2. A heat diffusion device according to claim 1, wherein,

the frame body is composed of a first sheet and a second sheet which are joined at the outer edge and are opposite to each other in the thickness direction,

the first sheet has the first inner surface of the frame,

the second sheet has the second inner surface of the frame,

the joining portion of the first sheet and the second sheet is located between the support body of the core and the second inner surface of the frame body in the thickness direction.

3. A heat diffusion device according to claim 1 or 2, wherein,

in the internal space, a distance between an edge of the core body and an inner edge of the frame body is 500 μm or less.

4. A heat diffusion device according to claim 1 or 2, wherein,

the heat diffusion device further includes a support column disposed in the internal space so as to be in contact with the second inner surface of the housing,

The height of the support column is larger than the height of the support body.

5. A heat diffusion device according to claim 4 wherein,

the equivalent circle diameter of the cross section of the support column perpendicular to the height direction is larger than the equivalent circle diameter of the cross section of the support body perpendicular to the height direction.

6. A heat diffusion device according to claim 5 wherein,

the distance between centers of the mutually adjacent struts is greater than the distance between centers of the mutually adjacent supporting bodies.

7. A heat diffusion device according to claim 1 or 2, wherein,

the porous body is composed of the same material as the support body.

8. A heat diffusion device according to claim 7 wherein,

the porous body and the support are made of a porous material.

9. A heat diffusion device according to claim 1 or 2, wherein,

the porous body is composed of a different material than the support body.

10. A heat diffusion device according to claim 9 wherein,

the porous body is formed of a porous body.

11. A heat diffusion device according to claim 1 or 2, wherein,

the thickness of the support body is the same as or smaller than the thickness of the porous body.

12. A heat diffusion device according to claim 1 or 2, wherein,

the perforated body has a through hole penetrating in the thickness direction,

a convex portion is provided on a peripheral edge of the through hole in a direction approaching the second inner surface.

13. A heat diffusion device according to claim 12 wherein,

the convex portion has a first end portion on the first inner surface side and a second end portion on the second inner surface side,

the area surrounded by the inner wall of the second end portion is smaller in cross-sectional area than the area surrounded by the inner wall of the first end portion as viewed in the thickness direction.

14. A heat diffusion device according to claim 1 or 2, wherein,

the perforated body has a through hole penetrating in the thickness direction,

a convex portion is provided on a peripheral edge of the through hole in a direction approaching the first inner surface.

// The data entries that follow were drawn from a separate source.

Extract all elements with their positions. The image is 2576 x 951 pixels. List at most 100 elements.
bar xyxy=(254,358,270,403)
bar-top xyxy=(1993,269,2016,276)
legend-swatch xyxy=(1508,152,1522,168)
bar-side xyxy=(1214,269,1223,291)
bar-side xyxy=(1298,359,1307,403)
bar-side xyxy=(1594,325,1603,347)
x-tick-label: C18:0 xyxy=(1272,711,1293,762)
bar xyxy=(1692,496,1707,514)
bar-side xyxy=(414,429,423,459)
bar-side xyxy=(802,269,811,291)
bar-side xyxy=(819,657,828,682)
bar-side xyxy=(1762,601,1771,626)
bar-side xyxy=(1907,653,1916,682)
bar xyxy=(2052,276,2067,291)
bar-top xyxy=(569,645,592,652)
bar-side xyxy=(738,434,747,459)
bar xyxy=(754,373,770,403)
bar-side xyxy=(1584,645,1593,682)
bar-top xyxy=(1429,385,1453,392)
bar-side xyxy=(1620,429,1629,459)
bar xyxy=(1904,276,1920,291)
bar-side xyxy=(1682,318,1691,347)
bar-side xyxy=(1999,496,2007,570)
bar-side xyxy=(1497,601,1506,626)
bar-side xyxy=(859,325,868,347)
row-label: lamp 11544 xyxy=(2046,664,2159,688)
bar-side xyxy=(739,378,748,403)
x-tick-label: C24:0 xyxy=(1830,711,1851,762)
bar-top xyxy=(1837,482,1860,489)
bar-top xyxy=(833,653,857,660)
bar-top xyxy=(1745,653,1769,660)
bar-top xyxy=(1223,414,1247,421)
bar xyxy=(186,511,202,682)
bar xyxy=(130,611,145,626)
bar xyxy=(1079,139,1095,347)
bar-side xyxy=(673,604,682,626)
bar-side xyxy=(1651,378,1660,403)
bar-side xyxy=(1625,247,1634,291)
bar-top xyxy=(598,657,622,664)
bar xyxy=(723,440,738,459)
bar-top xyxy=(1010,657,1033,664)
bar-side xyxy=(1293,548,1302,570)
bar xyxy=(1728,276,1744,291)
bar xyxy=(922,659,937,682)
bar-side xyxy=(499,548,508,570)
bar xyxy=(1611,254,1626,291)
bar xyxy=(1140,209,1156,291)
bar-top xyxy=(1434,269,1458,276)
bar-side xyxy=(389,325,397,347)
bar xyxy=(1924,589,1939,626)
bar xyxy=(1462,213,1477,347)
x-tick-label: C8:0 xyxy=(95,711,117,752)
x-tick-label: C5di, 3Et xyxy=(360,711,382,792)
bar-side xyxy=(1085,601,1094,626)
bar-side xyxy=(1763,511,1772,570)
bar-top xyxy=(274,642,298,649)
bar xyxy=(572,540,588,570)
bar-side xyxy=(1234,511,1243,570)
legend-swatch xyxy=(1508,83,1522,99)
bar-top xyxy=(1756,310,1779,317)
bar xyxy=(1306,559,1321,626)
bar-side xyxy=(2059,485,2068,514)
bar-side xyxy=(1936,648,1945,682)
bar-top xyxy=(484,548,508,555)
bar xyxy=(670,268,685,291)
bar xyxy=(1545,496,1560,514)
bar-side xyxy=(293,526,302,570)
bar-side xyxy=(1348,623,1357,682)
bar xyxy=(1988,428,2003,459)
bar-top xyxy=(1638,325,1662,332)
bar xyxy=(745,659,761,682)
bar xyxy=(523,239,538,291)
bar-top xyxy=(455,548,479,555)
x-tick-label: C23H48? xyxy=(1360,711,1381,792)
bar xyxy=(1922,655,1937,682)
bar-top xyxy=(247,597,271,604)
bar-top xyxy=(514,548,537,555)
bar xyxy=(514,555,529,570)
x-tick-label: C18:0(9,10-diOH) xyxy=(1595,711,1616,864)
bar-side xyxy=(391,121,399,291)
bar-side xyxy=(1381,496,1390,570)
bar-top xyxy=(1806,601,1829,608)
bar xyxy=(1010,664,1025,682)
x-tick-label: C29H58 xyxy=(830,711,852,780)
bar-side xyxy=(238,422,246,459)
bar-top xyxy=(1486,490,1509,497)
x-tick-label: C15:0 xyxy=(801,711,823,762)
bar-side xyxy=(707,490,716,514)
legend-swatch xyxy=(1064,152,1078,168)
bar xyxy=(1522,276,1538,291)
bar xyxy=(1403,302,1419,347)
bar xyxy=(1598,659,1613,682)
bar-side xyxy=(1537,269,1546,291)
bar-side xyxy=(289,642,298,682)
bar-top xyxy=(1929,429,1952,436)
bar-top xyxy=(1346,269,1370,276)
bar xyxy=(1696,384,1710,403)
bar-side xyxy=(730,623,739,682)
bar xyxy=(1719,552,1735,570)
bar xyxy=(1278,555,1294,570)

15. The heat spreading device according to claim 14, wherein,

the convex portion has a first end portion on the first inner surface side and a second end portion on the second inner surface side,

the area surrounded by the inner wall of the first end portion is smaller in cross-sectional area than the area surrounded by the inner wall of the second end portion as viewed in the thickness direction.

16. A heat diffusion device according to claim 1 or 2, wherein,

the core is disposed entirely throughout the inner space of the frame when viewed from the thickness direction.

17. A heat diffusion device according to claim 1 or 2, wherein,

the core is disposed entirely throughout the inner space of the frame when viewed from the thickness direction,

the inner space has a region where the core is arranged and a region where the core is not arranged when viewed from the thickness direction,

when viewed from the thickness direction, the region where the core is not disposed extends linearly.

18. A heat diffusion device according to claim 1 or 2, wherein,

the core is disposed along an outer periphery of the inner space of the frame when viewed from the thickness direction.

19. An electronic device, characterized in that,

the electronic device is provided with the heat diffusion device according to claim 1 or 2.